Fabrication of composite graded materials based on Fe-Al phases
Tomasz Durejko, Stanisław Lipiński
Quarterly No. 3, 2009 pages 297-301
DOI:
keywords: powder metallurgy, Fe-Al intermetallic phases, Fe-Al composite graded materials
abstract According to data published in subject literature, we have concluded that, application of Fe-Al intermetallic phases in graded system could be an interesting and innovative solution. Actually, only Fe3Al and FeAl phases have found some application, due to their excellent corrosion resistance and high-temperature structural stability. Other phases - Fe2Al5 and FeAl2, with high aluminium content, are extremely brittle and can’t be widely used.
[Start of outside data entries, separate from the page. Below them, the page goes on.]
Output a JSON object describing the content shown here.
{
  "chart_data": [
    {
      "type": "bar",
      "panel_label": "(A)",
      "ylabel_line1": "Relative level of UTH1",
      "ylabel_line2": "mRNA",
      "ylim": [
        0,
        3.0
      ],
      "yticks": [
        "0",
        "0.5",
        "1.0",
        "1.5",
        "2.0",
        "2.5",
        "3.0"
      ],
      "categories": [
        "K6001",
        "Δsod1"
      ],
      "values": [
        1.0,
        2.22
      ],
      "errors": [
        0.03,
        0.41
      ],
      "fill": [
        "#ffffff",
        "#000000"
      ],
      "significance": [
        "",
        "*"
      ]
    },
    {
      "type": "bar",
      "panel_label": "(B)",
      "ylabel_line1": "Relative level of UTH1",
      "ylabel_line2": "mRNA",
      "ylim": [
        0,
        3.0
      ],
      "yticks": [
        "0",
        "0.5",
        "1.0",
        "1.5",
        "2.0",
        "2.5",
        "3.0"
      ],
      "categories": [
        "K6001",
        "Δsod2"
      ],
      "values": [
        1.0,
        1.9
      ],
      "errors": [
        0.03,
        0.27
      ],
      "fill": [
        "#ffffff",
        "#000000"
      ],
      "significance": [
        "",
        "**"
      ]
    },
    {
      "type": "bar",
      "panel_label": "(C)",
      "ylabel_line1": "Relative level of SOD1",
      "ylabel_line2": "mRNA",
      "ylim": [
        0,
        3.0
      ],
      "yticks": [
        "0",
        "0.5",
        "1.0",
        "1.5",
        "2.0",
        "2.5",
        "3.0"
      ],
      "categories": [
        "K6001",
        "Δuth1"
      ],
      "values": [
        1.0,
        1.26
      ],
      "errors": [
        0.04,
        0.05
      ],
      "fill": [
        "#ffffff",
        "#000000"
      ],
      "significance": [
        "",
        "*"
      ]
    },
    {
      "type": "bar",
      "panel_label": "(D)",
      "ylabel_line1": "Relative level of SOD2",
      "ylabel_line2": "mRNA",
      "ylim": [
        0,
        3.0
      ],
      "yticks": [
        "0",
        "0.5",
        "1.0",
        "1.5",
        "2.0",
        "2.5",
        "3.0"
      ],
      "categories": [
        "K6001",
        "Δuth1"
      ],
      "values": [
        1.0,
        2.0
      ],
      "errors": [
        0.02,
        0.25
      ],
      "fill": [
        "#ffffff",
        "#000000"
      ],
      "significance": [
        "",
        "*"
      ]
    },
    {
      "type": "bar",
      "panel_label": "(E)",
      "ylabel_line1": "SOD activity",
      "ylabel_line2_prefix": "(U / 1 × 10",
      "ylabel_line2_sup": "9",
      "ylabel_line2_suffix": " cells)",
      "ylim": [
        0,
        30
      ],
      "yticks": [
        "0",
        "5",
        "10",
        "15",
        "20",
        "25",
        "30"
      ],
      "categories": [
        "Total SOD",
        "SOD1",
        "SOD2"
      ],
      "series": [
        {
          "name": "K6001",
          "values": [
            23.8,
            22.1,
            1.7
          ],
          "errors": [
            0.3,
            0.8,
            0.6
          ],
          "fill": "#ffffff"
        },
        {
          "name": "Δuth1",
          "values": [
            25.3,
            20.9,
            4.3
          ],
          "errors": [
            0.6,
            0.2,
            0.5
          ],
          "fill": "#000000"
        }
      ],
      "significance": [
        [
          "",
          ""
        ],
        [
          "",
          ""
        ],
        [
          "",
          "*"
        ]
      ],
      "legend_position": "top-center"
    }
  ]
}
In spite of this, it’s supposed that application of that phases in graded systems improve their properties, because proper arrangement of hard high-aluminium phases could increase abrasive resistance of entire material. Results of our previous research indicate that both mechanical strength and structural stability of Fe-Al intermetallic phases are higher comparing to conventional materials and some superalloys. Proposed graded systems should fulfill requirements for high-temperature material. Manufacturing of Fe-Al continuous and non-continuous (chemical composition and particle size of powders) composite graded materials was presented in this paper. The gradient effect was obtained by two methods - ultrasonic and layered filling of matrix. The layered filing was fabricated by using numerical controllable head charge (own construction). The used device made possible fabrication of chemical continuous Fe-Al graded material. After matrix filling process the powders mixture was cold pressed and presintered at 620°C. The structure of obtained samples was examined by microscopy observation and chemical analysis. It was stated that ultrasonic method made possible only local gradient effect. This method can be used for early segregated (particles size) powder charge in order to powder particles mixed on boundary between layers. The matrix filling method made possible gradient effect in all compact volume. Depending on delivery of powders from charge head feeder was obtained continuous or non-continuous gradient effect. Additionally for non-continuous graded material was determined thickness of powder layer vs. charge head feed in XY working plane. It was taken that after preliminary heat treatment of compacts gradient effect remained. There are iron and high aluminium intermetallic phases with dispersion Al2O3 oxide distributed along grain boundaries observed.